All Articles

Getting Started with Google's BigQuery

In my internship at ShareChat, I work at the Data Platform Team. Since this team also looks after Data Warehousing aspect, we spend a lot of time on BigQuery.

BigQuery is a fully managed, PB-scale data warehouse that enables super-fast SQL queries using the processing power of GCP’s infrastructure. I like to think of BQ as a powerful tool for storing and analyzing large amounts of data, and the best part about it is that it’s incredibly easy to use, even for someone with no prior experience with data analysis. But like any other platform, BQ has it’s downsides too.

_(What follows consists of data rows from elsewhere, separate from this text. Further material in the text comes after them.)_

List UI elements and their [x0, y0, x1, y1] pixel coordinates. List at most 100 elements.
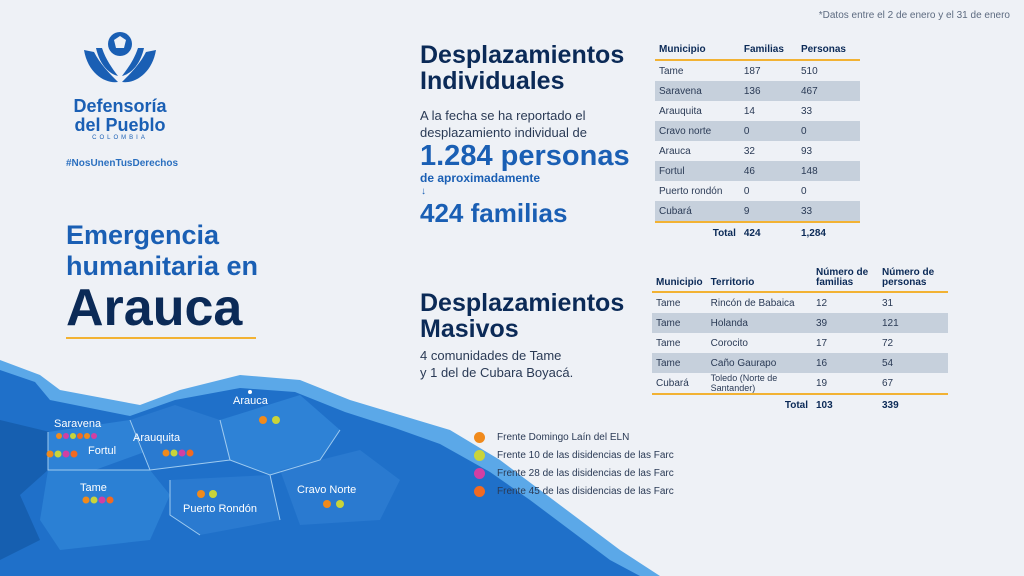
- cell: 103: [812, 393, 878, 415]
- cell: Toledo (Norte de Santander): [710, 373, 778, 393]
- table-row: Tame Rincón de Babaica 12 31: [652, 292, 948, 313]
- arauca-city-marker: [248, 390, 252, 394]
- individual-text-line1: A la fecha se ha reportado el: [420, 108, 586, 123]
- group-dots-saravena: [56, 433, 97, 439]
- cell: Fortul: [655, 161, 740, 181]
- cell: 0: [800, 185, 807, 197]
- cell: 0: [743, 185, 750, 197]
- logo-country: COLOMBIA: [92, 135, 148, 141]
- cell: Tame: [656, 337, 681, 349]
- col-header-familias: Número de familias: [812, 268, 878, 293]
- cell: 31: [882, 297, 894, 309]
- masivo-text-line2: y 1 del de Cubara Boyacá.: [420, 365, 574, 380]
- arrow-down-icon: ↓: [421, 186, 426, 197]
- cell: 1,284: [796, 221, 860, 243]
- cell: Corocito: [710, 337, 748, 349]
- title-underline: [66, 337, 256, 339]
- table-header-row: Municipio Familias Personas: [655, 44, 860, 61]
- cell: 19: [816, 377, 828, 389]
- table-row: Tame Corocito 17 72: [652, 333, 948, 353]
- hands-flag-icon: [84, 32, 156, 83]
- masivo-heading-line1: Desplazamientos: [420, 289, 625, 317]
- col-header-territorio: Territorio: [706, 268, 812, 293]
- cell: 72: [882, 337, 894, 349]
- individual-text-line2: desplazamiento individual de: [420, 125, 587, 140]
- table-row: Tame 187 510: [655, 60, 860, 81]
- cell: 136: [739, 81, 797, 101]
- cell: Cravo norte: [655, 121, 740, 141]
- legend-item: Frente Domingo Laín del ELN: [474, 432, 674, 443]
- cell: Tame: [652, 313, 707, 333]
- table-header-row: Municipio Territorio Número de familias …: [652, 268, 948, 293]
- defensoria-logo: Defensoría del Pueblo COLOMBIA: [60, 30, 180, 141]
- cell: Arauquita: [659, 105, 702, 117]
- table-row: Fortul 46 148: [655, 161, 860, 181]
- cell: Total: [706, 393, 812, 415]
- table-total-row: Total 103 339: [652, 393, 948, 415]
- cell: 39: [812, 313, 878, 333]
- cell: 32: [743, 145, 755, 157]
- masivo-text: 4 comunidades de Tame y 1 del de Cubara …: [420, 347, 573, 381]
- cell: Arauca: [659, 145, 691, 157]
- cell: 54: [878, 353, 948, 373]
- legend-dot-icon: [474, 468, 485, 479]
- cell: 0: [739, 121, 797, 141]
- cell: 46: [739, 161, 797, 181]
- col-header-personas: Número de personas: [878, 268, 948, 293]
- group-dots-arauquita: [162, 449, 194, 457]
- cell: Puerto rondón: [659, 185, 723, 197]
- title-line2: humanitaria en: [66, 251, 259, 281]
- cell: 14: [743, 105, 755, 117]
- col-header-municipio: Municipio: [652, 268, 707, 293]
- group-dots-cravo-norte: [323, 500, 344, 508]
- logo-name-line2: del Pueblo: [74, 115, 166, 135]
- group-dots-tame: [82, 496, 114, 504]
- cell: 187: [743, 65, 761, 77]
- group-dots-fortul: [46, 450, 78, 458]
- map-label-tame: Tame: [80, 482, 107, 494]
- legend-label: Frente 45 de las disidencias de las Farc: [497, 486, 674, 497]
- individual-approx-label: de aproximadamente: [420, 171, 541, 185]
- group-dots-arauca: [259, 416, 280, 424]
- table-row: Tame Caño Gaurapo 16 54: [652, 353, 948, 373]
- individual-people-count: 1.284 personas: [420, 140, 630, 172]
- hashtag: #NosUnenTusDerechos: [66, 158, 179, 169]
- cell: 33: [796, 201, 860, 222]
- legend: Frente Domingo Laín del ELN Frente 10 de…: [474, 432, 674, 504]
- map-label-arauquita: Arauquita: [133, 432, 181, 444]
- cell: Holanda: [706, 313, 812, 333]
- col-header-personas: Personas: [796, 44, 860, 61]
- individual-table: Municipio Familias Personas Tame 187 510 S…: [655, 44, 860, 243]
- col-header-municipio: Municipio: [655, 44, 740, 61]
- arauca-map: Arauca Saravena Arauquita Fortul Tame Pu…: [0, 360, 660, 576]
- individual-heading-line2: Individuales: [420, 67, 565, 95]
- cell: 467: [796, 81, 860, 101]
- cell: Total: [655, 221, 740, 243]
- table-total-row: Total 424 1,284: [655, 221, 860, 243]
- title-line3: Arauca: [66, 279, 243, 337]
- cell: [652, 393, 707, 415]
- cell: 33: [800, 105, 813, 117]
- cell: 12: [816, 297, 828, 309]
- logo-name-line1: Defensoría: [73, 96, 167, 116]
- masivo-text-line1: 4 comunidades de Tame: [420, 348, 562, 363]
- table-row: Arauquita 14 33: [655, 101, 860, 121]
- cell: Cubará: [655, 201, 740, 222]
- table-row: Puerto rondón 0 0: [655, 181, 860, 201]
- cell: 0: [796, 121, 860, 141]
- individual-text: A la fecha se ha reportado el desplazami…: [420, 107, 587, 141]
- table-row: Cravo norte 0 0: [655, 121, 860, 141]
- individual-families-count: 424 familias: [420, 198, 568, 228]
- legend-label: Frente 10 de las disidencias de las Farc: [497, 450, 674, 461]
- cell: 424: [739, 221, 797, 243]
- cell: Tame: [659, 65, 684, 77]
- cell: 16: [812, 353, 878, 373]
- legend-item: Frente 10 de las disidencias de las Farc: [474, 450, 674, 461]
- table-row: Arauca 32 93: [655, 141, 860, 161]
- cell: Tame: [652, 353, 707, 373]
- cell: 339: [878, 393, 948, 415]
- cell: 510: [800, 65, 818, 77]
- masivo-heading-line2: Masivos: [420, 315, 519, 343]
- cell: 148: [796, 161, 860, 181]
- title-line1: Emergencia: [66, 220, 220, 250]
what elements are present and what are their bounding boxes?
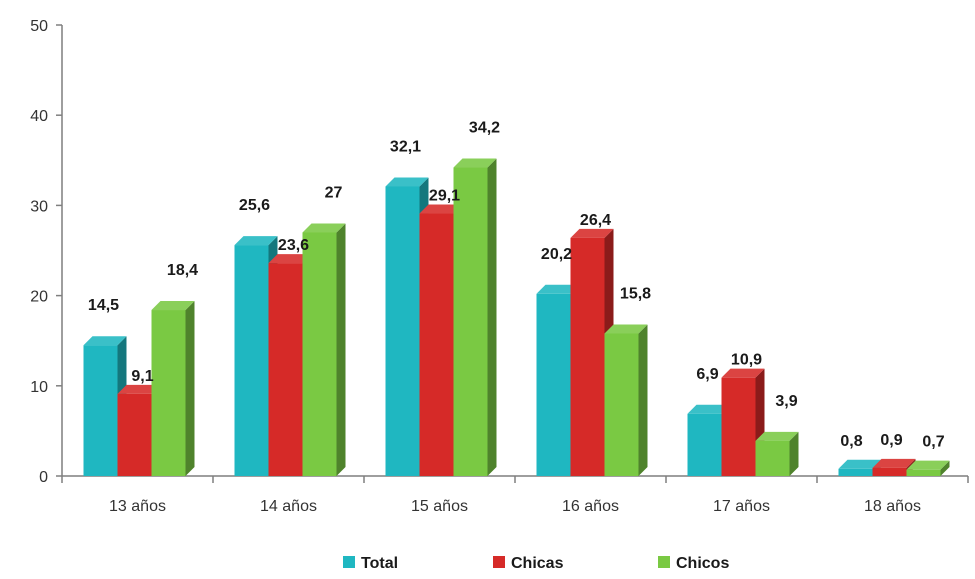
bar-side: [487, 158, 497, 477]
bar-top: [385, 177, 429, 187]
axes: 0 10 20 30 40 50 13 años 14 años 15 años 16 años 1…: [30, 18, 969, 515]
bar-front: [604, 333, 639, 476]
bar-front: [906, 469, 941, 476]
bar-side: [940, 460, 950, 476]
bar-front: [151, 310, 186, 476]
bar-front: [117, 393, 152, 476]
bar-front: [838, 468, 873, 476]
bar-top: [604, 324, 648, 334]
x-tick-label: 16 años: [562, 498, 619, 515]
bar-top: [268, 254, 312, 264]
data-label-chicas: 23,6: [278, 237, 309, 254]
x-tick-label: 17 años: [713, 498, 770, 515]
x-tick-label: 15 años: [411, 498, 468, 515]
legend-item-total: Total: [343, 555, 398, 572]
bar-top: [453, 158, 497, 168]
bar-side: [336, 223, 346, 476]
bar-front: [385, 186, 420, 476]
bar-front: [419, 213, 454, 476]
data-label-chicas: 0,9: [880, 432, 902, 449]
bar-top: [302, 223, 346, 233]
data-label-chicas: 26,4: [580, 212, 611, 229]
y-tick-label: 40: [30, 108, 48, 125]
bar-front: [453, 167, 488, 477]
legend-item-chicas: Chicas: [493, 555, 564, 572]
bar-top: [117, 384, 161, 394]
bar-chicos-2: [302, 223, 346, 476]
bar-top: [872, 458, 916, 468]
data-label-chicos: 0,7: [922, 434, 944, 451]
bar-chicos-1: [151, 301, 195, 476]
data-label-total: 20,2: [541, 246, 572, 263]
bar-front: [570, 237, 605, 476]
bar-chicas-5: [721, 368, 765, 476]
data-label-chicas: 29,1: [429, 188, 460, 205]
bar-chicos-6: [906, 460, 950, 476]
bar-side: [789, 431, 799, 476]
bar-top: [151, 301, 195, 311]
legend-item-chicos: Chicos: [658, 555, 729, 572]
data-label-total: 0,8: [840, 433, 862, 450]
data-label-chicas: 10,9: [731, 352, 762, 369]
legend-label: Chicos: [676, 555, 729, 572]
x-tick-label: 14 años: [260, 498, 317, 515]
bar-top: [906, 460, 950, 470]
y-tick-label: 30: [30, 198, 48, 215]
bar-top: [755, 431, 799, 441]
x-tick-label: 18 años: [864, 498, 921, 515]
data-label-chicos: 27: [325, 184, 343, 201]
legend: Total Chicas Chicos: [343, 555, 729, 572]
bar-side: [185, 301, 195, 476]
data-label-total: 25,6: [239, 197, 270, 214]
bar-front: [234, 245, 269, 476]
data-label-total: 14,5: [88, 297, 119, 314]
legend-label: Chicas: [511, 555, 564, 572]
bar-chicos-4: [604, 324, 648, 476]
bar-top: [687, 404, 731, 414]
legend-swatch: [658, 556, 670, 568]
data-label-chicos: 18,4: [167, 262, 198, 279]
y-tick-label: 10: [30, 379, 48, 396]
data-label-chicos: 34,2: [469, 120, 500, 137]
bars: [83, 158, 950, 477]
data-label-total: 6,9: [696, 366, 718, 383]
y-tick-label: 20: [30, 289, 48, 306]
data-label-total: 32,1: [390, 138, 421, 155]
bar-top: [721, 368, 765, 378]
y-tick-label: 0: [39, 469, 48, 486]
legend-label: Total: [361, 555, 398, 572]
bar-top: [419, 204, 463, 214]
bar-chicos-5: [755, 431, 799, 476]
bar-top: [536, 284, 580, 294]
bar-top: [838, 459, 882, 469]
data-label-chicos: 15,8: [620, 285, 651, 302]
bar-front: [721, 377, 756, 476]
legend-swatch: [493, 556, 505, 568]
bar-front: [687, 413, 722, 476]
bar-top: [83, 336, 127, 346]
legend-swatch: [343, 556, 355, 568]
bar-front: [268, 263, 303, 476]
x-tick-label: 13 años: [109, 498, 166, 515]
bar-front: [83, 345, 118, 476]
bar-side: [638, 324, 648, 476]
bar-front: [755, 440, 790, 476]
data-label-chicas: 9,1: [131, 368, 153, 385]
bar-top: [234, 236, 278, 246]
bar-top: [570, 228, 614, 238]
data-labels: 14,5 9,1 18,4 25,6 23,6 27 32,1 29,1 34,2 20,2 26,…: [88, 120, 945, 451]
data-label-chicos: 3,9: [775, 393, 797, 410]
bar-front: [302, 232, 337, 476]
y-tick-label: 50: [30, 18, 48, 35]
bar-front: [872, 467, 907, 476]
bar-front: [536, 293, 571, 476]
bar-chicos-3: [453, 158, 497, 477]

Let’s dissect BQ - one feature at a time!

Easy to use & scalable

  1. Since BQ is fully managed Paas, you can store/ analyze hundreds of TBs of data without having to worry about the underlying infrastructure.
  2. BQ can handle both structured and semi-structured data. This means you can store and analyze data in a variety of formats, including JSON and Avro.
  3. You don’t need to provision storage resources or reserve units of storage. BigQuery automatically allocates storage for you when you load data into the system - this is a boon & a bane both :)

Performance & Features!

  1. Partitioning and Clustering: You can partition & cluster your tables to drastically improve query performance by reducing the amount of data that needs to be scanned.
  2. Columnar Database: BigQuery stores table data in columnar format, meaning it stores each column separately. Column-oriented databases are particularly efficient at scanning individual columns over an entire dataset. So, a SELECT * from Table query is highly inefficient in BQ, you should rather call out only the required columns.
  3. Preview: A peek into the Table’s data without having to query it.
  4. Caching: BQ writes all query results to temp tables (cached results tables). Meaning, if you rerun the same query again, without any changes & if the data in the underlying table(s) that you’re querying hasn’t changed - cached results are reused to show output. So you aren’t charged for this repeated query of yours!
  5. Metadata: How does one monitor & track usage, activity & performance of Tables & queries in a Data Warehouse? Through Metadata! BQ metadata is pretty useful to Data Engg Teams. Here is detailed documentation on how to access this metadata. (More on how to Leverage BQ metadata, soon!)
  6. BQ CLI: BigQuery has a python based command line tool that can also be accessed and operated

Compatible

  1. BigQuery integrates with other Google Cloud services like Google Cloud Storage (GCS), Google Drive, and Google Sheets, which makes it easy to transfer data between these services. This enables you to use BigQuery as a central repository for all your data.
  2. BigQuery also supports data streaming (SKU “Streaming Insert”), which enables you to stream data into BigQuery in real-time.
  3. There are various ways in which you can ingest data in BQ Tables.

Downsides!!

  1. Cost: While BigQuery is relatively inexpensive for small amounts of data and occasional queries, it can become quite expensive for businesses that generate a large amount of data or need to run complex, frequent queries. The cost of storage and query operations can quickly add up, and it’s important to carefully monitor and optimize your usage to keep costs under control.
  2. Limited control over infrastructure: Since BigQuery is a fully managed service, you don’t have direct control over the underlying infrastructure. This means you can’t make custom configurations or fine-tune the performance of the service.
  3. Limited data transformation capabilities: BigQuery is primarily a data warehousing and querying platform, and it has limited capabilities for data transformation. If you need to perform complex data transformations, you may need to use other tools in conjunction with BigQuery.
  4. Limited data privacy controls: As BigQuery is a cloud-based service, you may have concerns about data privacy and security. While BigQuery provides various security features, such as encryption and access controls, it may not provide the level of control over data privacy that some organizations require.